A new perspective: Compromised computing
David Nathans, CISO at large U.S. defense contractor
As security practitioners there is a common notion in our community that the compromise of an asset is not a matter of if, but when. As analysts, engineers, managers, and CISOs, we work hard to stay ahead of the threat and figure out how to constantly close the gaps we discover, fix the vulnerabilities we can find, and try to ensure the most secure environment possible for our users.
If you feel that it's a losing battle then it just may be, or maybe you found some product or tool that gives you hope and comfort even if it's just for a while. We live in a contested space where an incredible market of products have sprouted to convince you that they can solve the security problem once and for all, or at least for the specific threat they think they can fix. As an industry we spend billions of dollars fighting for what we passionately believe is a fight we can have some margin of success in. No matter the size of an organization there is an unavoidable expense that must be made on security yet it never seems to be enough, so we keep spending, implementing, and hoping that one day we will be able to sit back and marvel at our accomplishments and sleep well knowing our perimeters are secure, our data is safe, and that our users are protected.
It all started with firewalls, but very quickly the adversary was exploiting the holes in our firewalls that they knew we had to keep open, leading to compromised systems. So we take a fallback position and deployed Intrusion Detection Systems. But of course, Intrusion Detection has its limitations and our systems once again were compromised, so we fall back again and install anti-virus (AV) on our computers. Then our enemies learned the weaknesses of AV and systems were once again compromised.
What next? Well, we work hard to educate our users, get more money for more tools, hire more people, respond quicker, build intelligence, share information and continue to re-image systems we find to be compromised. To make matters worse, our users don't care, they want their social media, business email, family pictures and the latest crazy game they download from somewhere to play in the airport on a device that they just picked up that we in security have never heard of. We scream policy and they scream that security prevents forward progress and business enablement. I'm sure anyone reading this can add to the noise here and come up with other crazy situations that plague us all, but have I explained the problem well enough?
There are extremely smart people working on ways to fix these problems and they have been very successful, whether its mobile security tools, threat intelligence products, secure code practices, or virtual users in a bubble inside a disposable environment that inflicts 50,000 volt shocks and five yard penalties for unauthorized clicking. There are things we call core solutions, point solutions, and then there's the popular bury your head in the sand and hope the problem goes away solution. We are challenged in the industry and have to find a way to get real solutions that make sense and that don't break the bank or disrupt our users.
So what if we threw caution to the wind and changed our approach in a radical direction. Lets just stop preventing what seems to be unavoidable and figure out how to enable our users to operate securely on a completely compromised device. I don't propose to have a technology, a tool, a policy or even a process to do this but rather want to look at the problem from a different perspective and see what, if anything can become of it.
Compromised computing is the secure utilization of a device to conduct tasks knowing that someone or something may have access and control over some or the entire environment where the tasks are being performed.
Yes, I know that this sounds crazy, but if you know the device is compromised, are there still things you can do that you don't care about, ways to do things that don't matter, or ways to make the actions of attackers irrelevant? What would your behaviors be if you know that a device was compromised but were still required to use it. What if there was a way to ensure a single path of information flow between you and an application, with single user access and no residual digital crumbs. Then we can have a completely secure transaction inside and in front of prying eyes.

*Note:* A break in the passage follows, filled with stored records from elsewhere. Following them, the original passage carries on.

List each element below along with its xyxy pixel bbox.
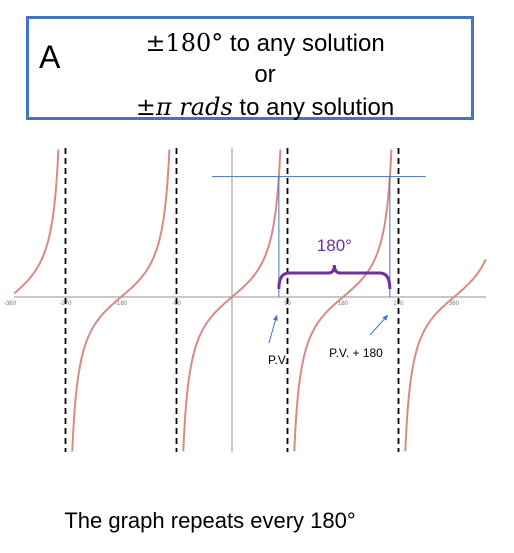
tan-curves [13,149,487,452]
hint-line-or: or [254,61,276,88]
x-tick-label: 180 [338,301,349,307]
x-tick-label: -360 [4,301,17,307]
period-brace [277,264,392,290]
period-label: 180° [317,236,352,255]
caption: The graph repeats every 180° [64,508,356,533]
annotations: 180° P.V. P.V. + 180 [212,176,426,367]
annotation-label: P.V. + 180 [329,346,383,360]
tan-branch [13,149,60,295]
tan-branch [182,149,282,452]
box-letter: A [39,39,61,75]
annotation-label: P.V. [268,353,288,367]
asymptotes [64,148,400,452]
annotation-arrowhead [382,315,388,321]
hint-line-radians-text: to any solution [232,94,395,121]
x-tick-label: -180 [115,301,128,307]
annotation-arrowhead [272,315,278,321]
hint-line-radians: ±π rads to any solution [69,93,461,122]
plus-minus-pi-symbol: ±π rads [135,93,233,121]
tan-branch [71,149,171,452]
tan-branch [404,258,487,452]
plus-minus-180-symbol: ±180° [145,29,224,57]
hint-line-degrees: ±180° to any solution [69,29,461,58]
hint-box: A ±180° to any solution or ±π rads to an… [26,16,474,122]
tan-branch [293,149,393,452]
hint-line-degrees-text: to any solution [223,30,385,57]
x-tick-label: 360 [449,301,460,307]
axes [14,148,486,452]
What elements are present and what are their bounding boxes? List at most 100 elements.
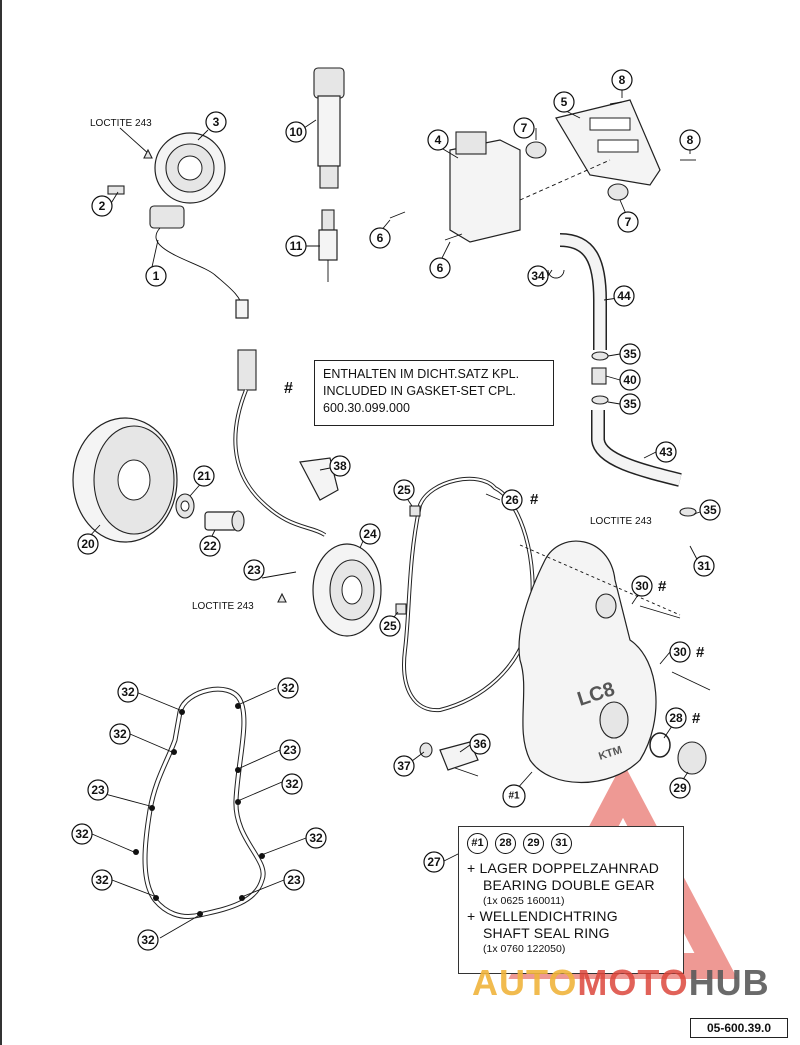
hash-28: #: [692, 710, 701, 727]
watermark-part-1: AUTO: [472, 962, 578, 1003]
spark-plug: [318, 209, 338, 282]
svg-text:23: 23: [283, 743, 297, 757]
callout-20: 20: [77, 533, 99, 555]
callout-4: 4: [427, 129, 449, 151]
callout-44: 44: [613, 285, 635, 307]
callout-32f: 32: [305, 827, 327, 849]
bom-line-5: SHAFT SEAL RING: [483, 925, 610, 941]
svg-text:23: 23: [247, 563, 261, 577]
callout-25a: 25: [393, 479, 415, 501]
callout-22: 22: [199, 535, 221, 557]
flywheel: [72, 417, 178, 543]
gasket-set-line-3: 600.30.099.000: [323, 401, 410, 415]
svg-text:30: 30: [673, 645, 687, 659]
callout-24: 24: [359, 523, 381, 545]
bom-note-box: #1 28 29 31 + LAGER DOPPELZAHNRAD BEARIN…: [458, 826, 684, 974]
gasket-set-hash: #: [284, 380, 293, 397]
bolt-22: [204, 510, 245, 532]
gasket-set-note: ENTHALTEN IM DICHT.SATZ KPL. INCLUDED IN…: [314, 360, 554, 426]
callout-23c: 23: [283, 869, 305, 891]
svg-text:36: 36: [473, 737, 487, 751]
callout-hash1: #1: [502, 784, 526, 808]
callout-30a: 30: [631, 575, 653, 597]
svg-text:26: 26: [505, 493, 519, 507]
callout-32g: 32: [91, 869, 113, 891]
svg-text:32: 32: [285, 777, 299, 791]
hash-26: #: [530, 491, 539, 508]
svg-text:20: 20: [81, 537, 95, 551]
callout-8a: 8: [611, 69, 633, 91]
callout-38: 38: [329, 455, 351, 477]
bom-ref-3: 29: [523, 833, 544, 854]
svg-text:32: 32: [141, 933, 155, 947]
stator-screw: [261, 571, 297, 603]
watermark-part-3: HUB: [688, 962, 770, 1003]
bom-line-4: + WELLENDICHTRING: [467, 908, 618, 924]
callout-35b: 35: [619, 393, 641, 415]
bom-line-3: (1x 0625 160011): [483, 895, 565, 907]
svg-text:10: 10: [289, 125, 303, 139]
svg-text:4: 4: [435, 133, 442, 147]
bom-refs: #1 28 29 31: [467, 833, 675, 854]
svg-text:3: 3: [213, 115, 220, 129]
svg-text:44: 44: [617, 289, 631, 303]
loctite-label-stator: LOCTITE 243: [192, 601, 254, 612]
svg-text:7: 7: [521, 121, 528, 135]
callout-21: 21: [193, 465, 215, 487]
callout-32b: 32: [277, 677, 299, 699]
callout-6b: 6: [429, 257, 451, 279]
bom-line-2: BEARING DOUBLE GEAR: [483, 877, 655, 893]
svg-text:23: 23: [287, 873, 301, 887]
svg-text:35: 35: [623, 397, 637, 411]
svg-text:35: 35: [623, 347, 637, 361]
bom-ref-4: 31: [551, 833, 572, 854]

By eliminating digital crumbs like keylogging, snooping while implementing some kind of encryption that only your physical screen can decode and not allowing any other network activity generated to go anywhere but its intended destination may be the start. If we take the concept of “my eyes only” and really apply that to how applications interact with the backend systems and actual device screens, then we can let attackers do whatever they want on our systems because it will be useless.What if everything on my system is encrypted and there are no decryption capabilities on the device, but by wearing special glasses that know who I am, allows me to see everything in its intended format. If I had those glasses would I need anything else to protect my data? We are living with a contested network operating on a hostile internet and need to protect ourselves just like we do while walking down a busy street filled with pick pockets. Wile we are thinking up new products and services needed to keep us going, lets also come up with new ways to define the problem and change our perspective.